The Medical Marijuana Research Act of 2016 addresses two major barriers currently faced by researchers who wish to conduct legitimate medical research with marijuana, a Schedule I drug. First, it creates a new, less cumbersome registration process specifically for marijuana, reducing approval wait times, costly security measures, and additional, unnecessary layers of protocol review. Second, once researchers have been approved to conduct this research, this bill makes it easier for those researchers to obtain the marijuana they need for their studies through reforms in both production and distribution regulations. To this end, the bill also allows for the private manufacturing and distribution of marijuana solely for research purposes.

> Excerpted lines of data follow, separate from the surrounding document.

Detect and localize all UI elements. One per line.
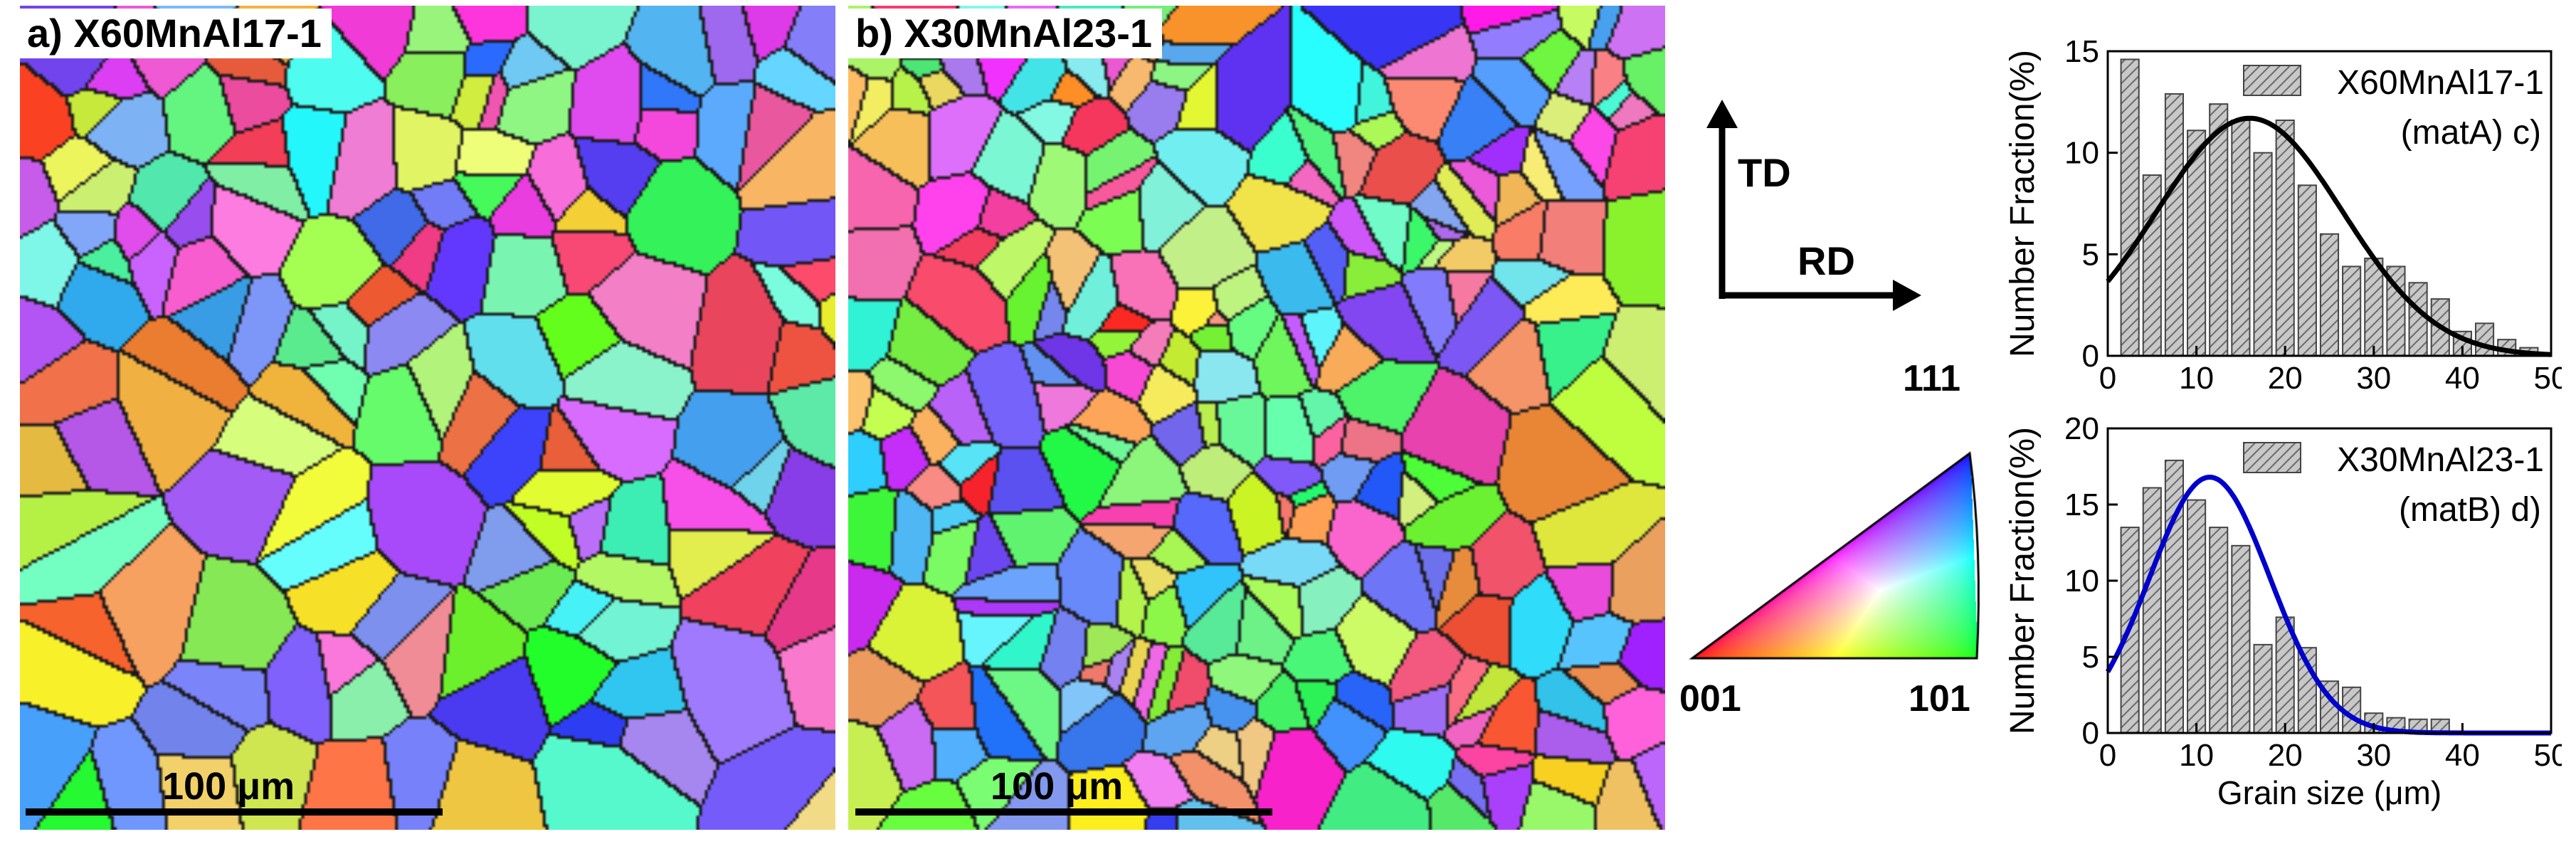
x-tick-label: 0 <box>2099 361 2116 396</box>
histogram-bar <box>2187 130 2207 357</box>
legend-swatch <box>2243 65 2301 96</box>
normal-fit-curve <box>2106 115 2552 357</box>
histogram-bar <box>2275 120 2295 357</box>
y-axis-label: Number Fraction(%) <box>2004 50 2042 357</box>
histogram-bar <box>2231 120 2251 357</box>
histogram-bar <box>2253 643 2273 734</box>
scalebar-a-label: 100 μm <box>162 765 295 808</box>
histogram-bar <box>2231 544 2251 734</box>
histogram-bar <box>2120 58 2140 357</box>
ipf-triangle-image <box>1686 445 1985 665</box>
scalebar-b-label: 100 μm <box>991 765 1124 808</box>
x-axis-label: Grain size (μm) <box>2217 774 2442 811</box>
histogram-bar <box>2364 258 2384 357</box>
x-tick-label: 30 <box>2356 361 2391 396</box>
panel-b-label: b) X30MnAl23-1 <box>848 9 1162 58</box>
ebsd-map-b: b) X30MnAl23-1 100 μm <box>848 6 1665 830</box>
ipf-color-key <box>1686 445 1985 665</box>
y-tick-label: 0 <box>2082 339 2099 374</box>
y-tick-label: 20 <box>2064 411 2099 446</box>
x-tick-label: 0 <box>2099 738 2116 773</box>
td-label: TD <box>1738 150 1791 195</box>
legend-series-label: X60MnAl17-1 <box>2337 64 2544 102</box>
y-tick-label: 15 <box>2064 34 2099 69</box>
x-tick-label: 30 <box>2356 738 2391 773</box>
rd-arrowhead-icon <box>1893 280 1921 311</box>
td-arrowhead-icon <box>1706 100 1738 128</box>
ipf-label-111: 111 <box>1903 358 1961 399</box>
ipf-label-001: 001 <box>1679 678 1741 719</box>
x-tick-label: 20 <box>2268 361 2303 396</box>
legend-swatch <box>2243 442 2301 473</box>
histogram-bar <box>2319 233 2340 357</box>
grain-mosaic-image <box>848 6 1665 830</box>
x-tick-label: 50 <box>2534 361 2562 396</box>
histogram-bar <box>2164 93 2185 357</box>
ipf-label-101: 101 <box>1909 678 1970 719</box>
x-tick-label: 10 <box>2179 361 2214 396</box>
scalebar-a-line <box>26 808 443 816</box>
rd-label: RD <box>1798 238 1855 283</box>
panel-a-label: a) X60MnAl17-1 <box>20 9 332 58</box>
histogram-bar <box>2275 616 2295 734</box>
x-tick-label: 20 <box>2268 738 2303 773</box>
y-tick-label: 15 <box>2064 487 2099 522</box>
histogram-c: 0 10 20 30 40 50 0 5 10 15 Number Fraction(%) X60Mn… <box>2004 34 2562 396</box>
legend-panel-label: (matA) c) <box>2401 114 2541 152</box>
histogram-bar <box>2474 322 2495 357</box>
histogram-bar <box>2253 152 2273 357</box>
y-tick-label: 0 <box>2082 716 2099 751</box>
plot-frame <box>2106 50 2553 357</box>
direction-arrows <box>1706 100 1921 311</box>
y-tick-label: 5 <box>2082 237 2099 272</box>
grain-mosaic-image <box>20 6 835 830</box>
x-tick-label: 40 <box>2445 738 2480 773</box>
grain-map-a-image <box>20 6 835 830</box>
legend-panel-label: (matB) d) <box>2399 491 2541 529</box>
histogram-d: 0 10 20 30 40 50 0 5 10 15 20 Number Fraction(%) Gra… <box>2004 411 2562 811</box>
x-tick-label: 50 <box>2534 738 2562 773</box>
x-tick-label: 10 <box>2179 738 2214 773</box>
histogram-bar <box>2342 265 2362 357</box>
histogram-bar <box>2408 282 2428 357</box>
y-tick-label: 5 <box>2082 640 2099 675</box>
histogram-bar <box>2142 487 2162 734</box>
histogram-bar <box>2187 499 2207 734</box>
ebsd-map-a: a) X60MnAl17-1 100 μm <box>20 6 835 830</box>
histogram-bar <box>2297 184 2317 357</box>
x-tick-label: 40 <box>2445 361 2480 396</box>
y-axis-label: Number Fraction(%) <box>2004 427 2042 734</box>
histogram-bar <box>2209 527 2229 734</box>
histogram-bar <box>2142 174 2162 357</box>
scalebar-b-line <box>855 808 1272 816</box>
legend-series-label: X30MnAl23-1 <box>2337 441 2544 479</box>
histogram-bar <box>2209 103 2229 357</box>
y-tick-label: 10 <box>2064 564 2099 598</box>
y-tick-label: 10 <box>2064 136 2099 171</box>
grain-map-b-image <box>848 6 1665 830</box>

Currently, the only marijuana available to be used in research legally comes from a single contract the National Institute on Drug Abuse holds with the University of Mississippi.
5 comments:
The drug policy in this case WAS meant to stand in the way of legitimate research; it was meant to curtail it altogether. No apologies necessary, Andy, just fix it.
2:18 AM - Thank for writing what I was thinking (although I think an apology from Rep. Harris is more than necessary - he has consistently voted against any changes to our drug policies, until now.)
Not far enough, Harris. Your State has already legalized medical marijuana. Get with the program.
How long will this process take in Maryland? Will we be waiting for years for a doctor's prescription, then pay an outrageous fortune because our insurance won't cover it?
DC had the right idea. Legalize under an ounce for possession, allow people to grow their own at home, then leave them alone.
Insurance won't cover medical marijuana until the Federal laws are changed. Then maybe.